Bytecode Persistence Strategy

FormatSerialized BinaryStructured Text (JSON/YAML)Custom Text FormatIn-Memory
TypeCompact Machine CodeHuman-Readable DataManual String RepresentationRAM Structure
SizeSmallest. Highly optimized.Large (Syntax overhead).Moderate.N/A.
I/O SpeedFastest. Direct memory mapping.Slow (Parsing required).Slow (Parsing required).Instant (No I/O).
ReadabilityNone. Requires disassembler.High.Moderate.N/A.
ImplementationTrivial (Haskell Data.Binary).Easy (Aeson library).Hard (Requires new parser).None.
  • Pros: Instant execution if the Compiler and VM are in the same binary.
  • Cons: Not Persistent. It fails the project requirement to produce an executable artifact. We cannot distribute the compiled code or run it later without recompiling.
  • Pros: We control the syntax completely.
  • Cons: Inefficient. We would need to write another parser just to load the bytecode into the VM. It introduces unnecessary complexity and point of failure.
  • Pros: Easy to debug; human-readable by default.
  • Cons: Bloated. A simple instruction like PUSH 42 becomes {"op": "PUSH", "arg": 42}, wasting disk space and I/O bandwidth. It is too slow for a performant VM.
  • Pros: Extremely compact and fast to load. It represents the exact state of the instructions in memory.
  • Cons: Not human-readable (requires a separate disassembler tool).

We selected Serialized Binary Files as the storage format for our bytecode to strictly adhere to the project specifications and maximize performance.

The subject explicitly states:

“Your compiler should be able to output its result as a binary format (bytecode).” “Your VM should be able to load this binary format and run it.”

Using text or memory would technically fail this mandatory requirement.

Since we are using Haskell, we can utilize the Data.Binary (or Cereal) libraries.

  • We can derive the serialization logic automatically using Generic.
  • This gives us robust, crash-proof serialization with zero boilerplate code.
  • Efficiency: It handles endianness and bit-packing automatically, ensuring our bytecode is portable across architectures.

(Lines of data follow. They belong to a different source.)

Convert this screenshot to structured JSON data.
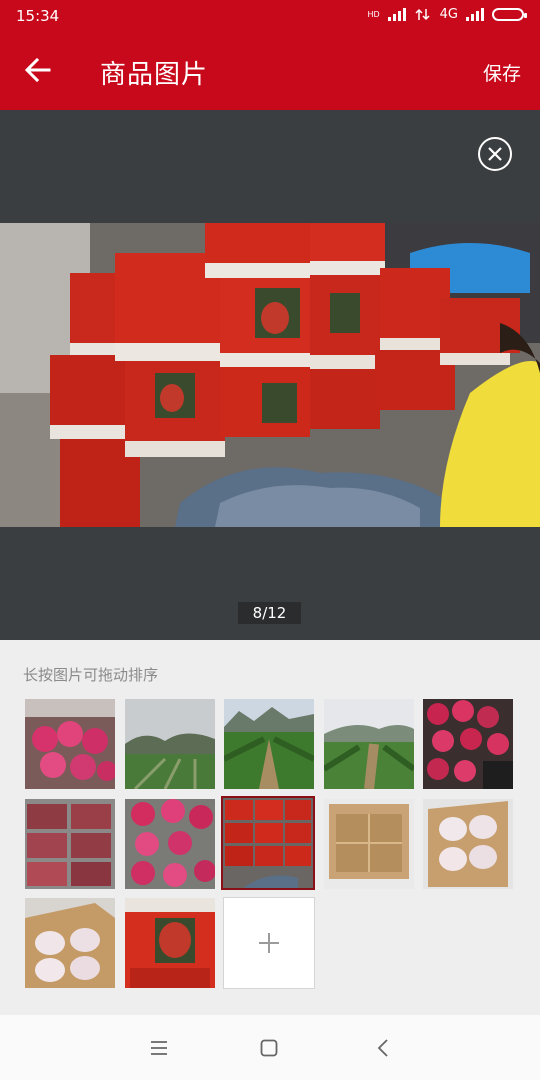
{
  "status": {
    "time": "15:34",
    "network": "4G",
    "hd": "HD"
  },
  "header": {
    "title": "商品图片",
    "save_label": "保存"
  },
  "viewer": {
    "counter": "8/12",
    "current_index": 8,
    "total": 12
  },
  "hint": "长按图片可拖动排序",
  "thumbnails": [
    {
      "name": "thumb-dragon-fruit-crate"
    },
    {
      "name": "thumb-field-hills"
    },
    {
      "name": "thumb-plantation-rows"
    },
    {
      "name": "thumb-plantation-hills"
    },
    {
      "name": "thumb-dragon-fruit-pile"
    },
    {
      "name": "thumb-fruit-crates-stack"
    },
    {
      "name": "thumb-dragon-fruit-basket"
    },
    {
      "name": "thumb-red-gift-boxes"
    },
    {
      "name": "thumb-empty-carton"
    },
    {
      "name": "thumb-packed-fruit-box"
    },
    {
      "name": "thumb-packed-fruit-carton"
    },
    {
      "name": "thumb-gift-box-closeup"
    }
  ],
  "colors": {
    "brand": "#c8091b",
    "viewer_bg": "#3b3e40",
    "selected_border": "#8a0f16"
  },
  "icons": {
    "back": "arrow-left-icon",
    "close": "close-circle-icon",
    "add": "plus-icon",
    "menu": "menu-icon",
    "home": "home-icon",
    "nav_back": "chevron-left-icon"
  }
}
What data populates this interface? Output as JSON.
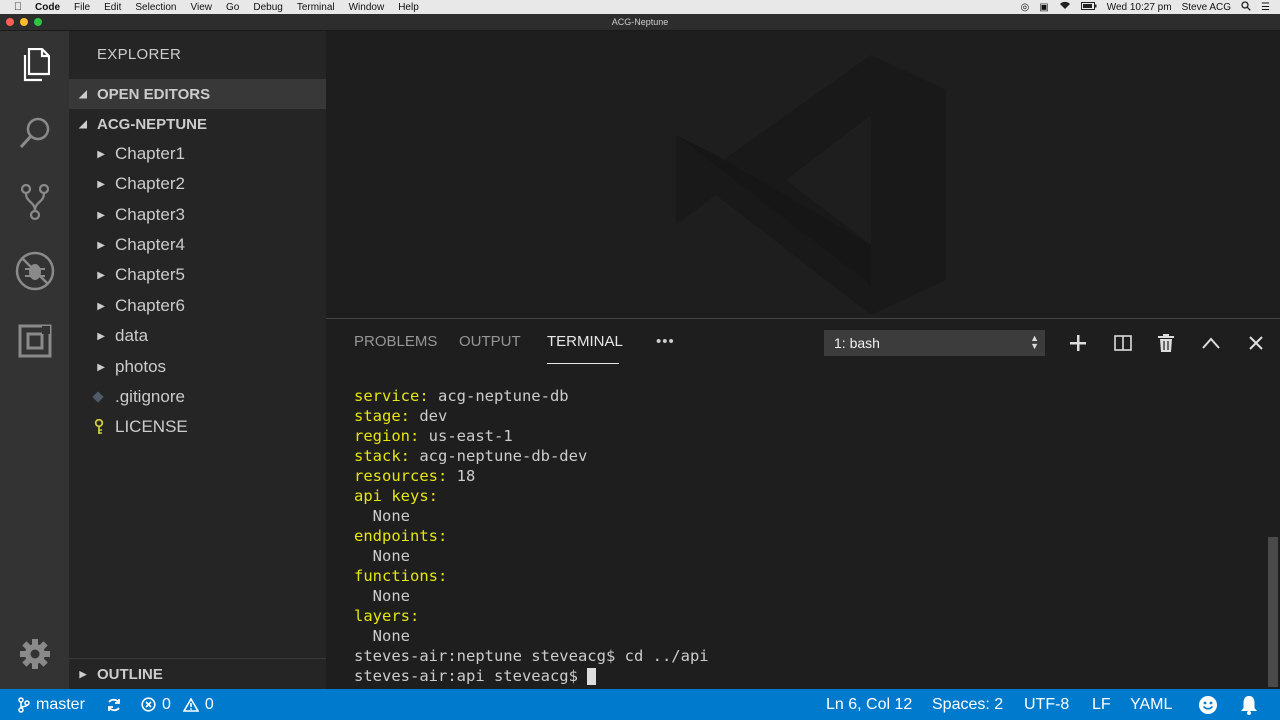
{
  "menubar": {
    "app": "Code",
    "items": [
      "File",
      "Edit",
      "Selection",
      "View",
      "Go",
      "Debug",
      "Terminal",
      "Window",
      "Help"
    ],
    "clock": "Wed 10:27 pm",
    "user": "Steve ACG"
  },
  "window": {
    "title": "ACG-Neptune"
  },
  "sidebar": {
    "title": "EXPLORER",
    "open_editors": "OPEN EDITORS",
    "project": "ACG-NEPTUNE",
    "items": [
      {
        "label": "Chapter1",
        "type": "folder"
      },
      {
        "label": "Chapter2",
        "type": "folder"
      },
      {
        "label": "Chapter3",
        "type": "folder"
      },
      {
        "label": "Chapter4",
        "type": "folder"
      },
      {
        "label": "Chapter5",
        "type": "folder"
      },
      {
        "label": "Chapter6",
        "type": "folder"
      },
      {
        "label": "data",
        "type": "folder"
      },
      {
        "label": "photos",
        "type": "folder"
      },
      {
        "label": ".gitignore",
        "type": "file"
      },
      {
        "label": "LICENSE",
        "type": "file"
      }
    ],
    "outline": "OUTLINE"
  },
  "panel": {
    "tabs": {
      "problems": "PROBLEMS",
      "output": "OUTPUT",
      "terminal": "TERMINAL"
    },
    "more": "•••",
    "terminal_select": "1: bash",
    "lines": [
      {
        "key": "service:",
        "val": " acg-neptune-db"
      },
      {
        "key": "stage:",
        "val": " dev"
      },
      {
        "key": "region:",
        "val": " us-east-1"
      },
      {
        "key": "stack:",
        "val": " acg-neptune-db-dev"
      },
      {
        "key": "resources:",
        "val": " 18"
      },
      {
        "key": "api keys:",
        "val": ""
      },
      {
        "key": "",
        "val": "  None"
      },
      {
        "key": "endpoints:",
        "val": ""
      },
      {
        "key": "",
        "val": "  None"
      },
      {
        "key": "functions:",
        "val": ""
      },
      {
        "key": "",
        "val": "  None"
      },
      {
        "key": "layers:",
        "val": ""
      },
      {
        "key": "",
        "val": "  None"
      },
      {
        "key": "",
        "val": "steves-air:neptune steveacg$ cd ../api"
      },
      {
        "key": "",
        "val": "steves-air:api steveacg$ "
      }
    ]
  },
  "statusbar": {
    "branch": "master",
    "errors": "0",
    "warnings": "0",
    "position": "Ln 6, Col 12",
    "spaces": "Spaces: 2",
    "encoding": "UTF-8",
    "eol": "LF",
    "language": "YAML"
  }
}
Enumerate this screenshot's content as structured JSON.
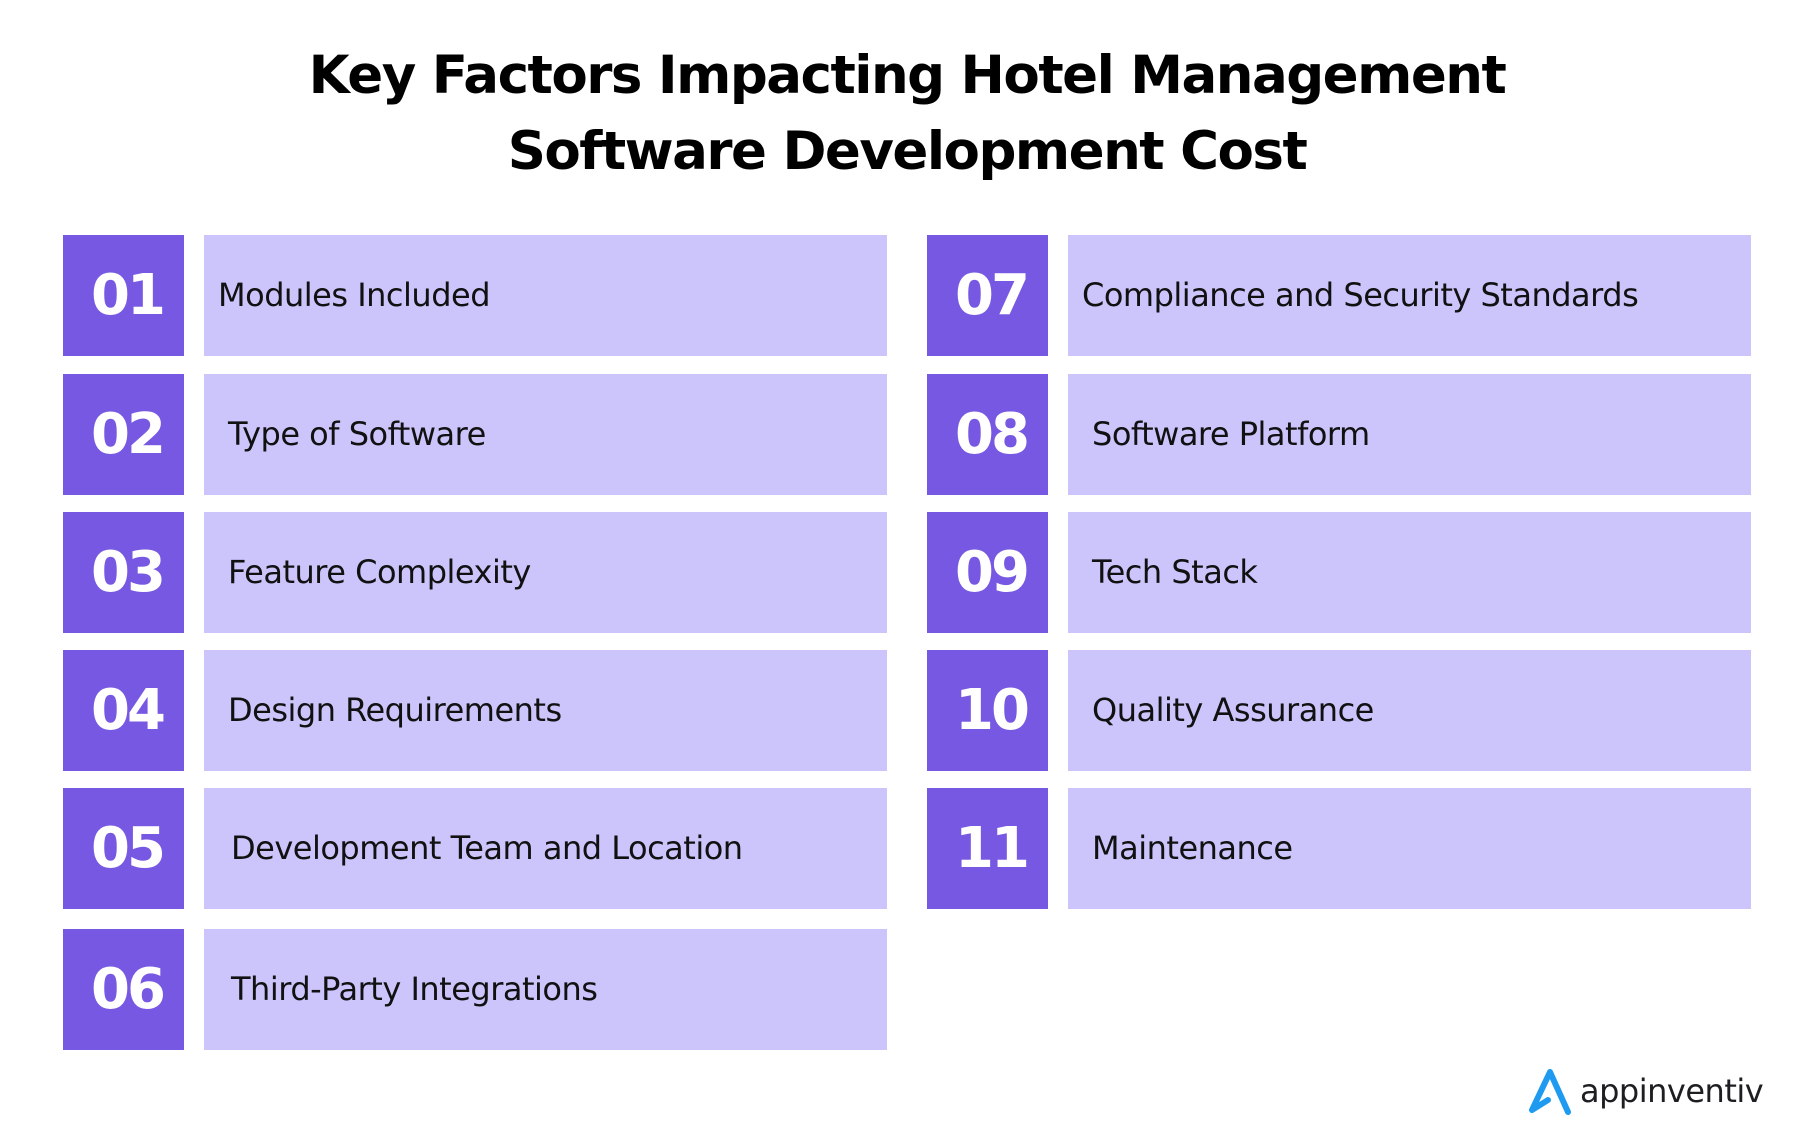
{
  "title": {
    "line1": "Key Factors Impacting Hotel Management",
    "line2": "Software Development Cost"
  },
  "colors": {
    "number_box": "#7758e2",
    "label_box": "#cbc5fc",
    "logo_accent": "#1e9bf0"
  },
  "factors": [
    {
      "number": "01",
      "label": "Modules Included"
    },
    {
      "number": "02",
      "label": "Type of Software"
    },
    {
      "number": "03",
      "label": "Feature Complexity"
    },
    {
      "number": "04",
      "label": "Design Requirements"
    },
    {
      "number": "05",
      "label": "Development Team and Location"
    },
    {
      "number": "06",
      "label": "Third-Party Integrations"
    },
    {
      "number": "07",
      "label": "Compliance and Security Standards"
    },
    {
      "number": "08",
      "label": "Software Platform"
    },
    {
      "number": "09",
      "label": "Tech Stack"
    },
    {
      "number": "10",
      "label": "Quality Assurance"
    },
    {
      "number": "11",
      "label": "Maintenance"
    }
  ],
  "logo": {
    "icon": "appinventiv-a-icon",
    "text": "appinventiv"
  }
}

Binary files are significantly smaller than text files.

  • Loading: The VM can “slurp” the binary file directly into data structures without the overhead of parsing text, checking for syntax errors, or converting strings to integers.
  • Execution: This ensures the VM startup time is minimized.

While not encrypted, a binary format prevents accidental modification by users (e.g., deleting a parenthesis in a JSON file) which could crash the VM. To read the code, we satisfy the “Disassembly” requirement by implementing a specific --debug or --disassemble flag in our compiler.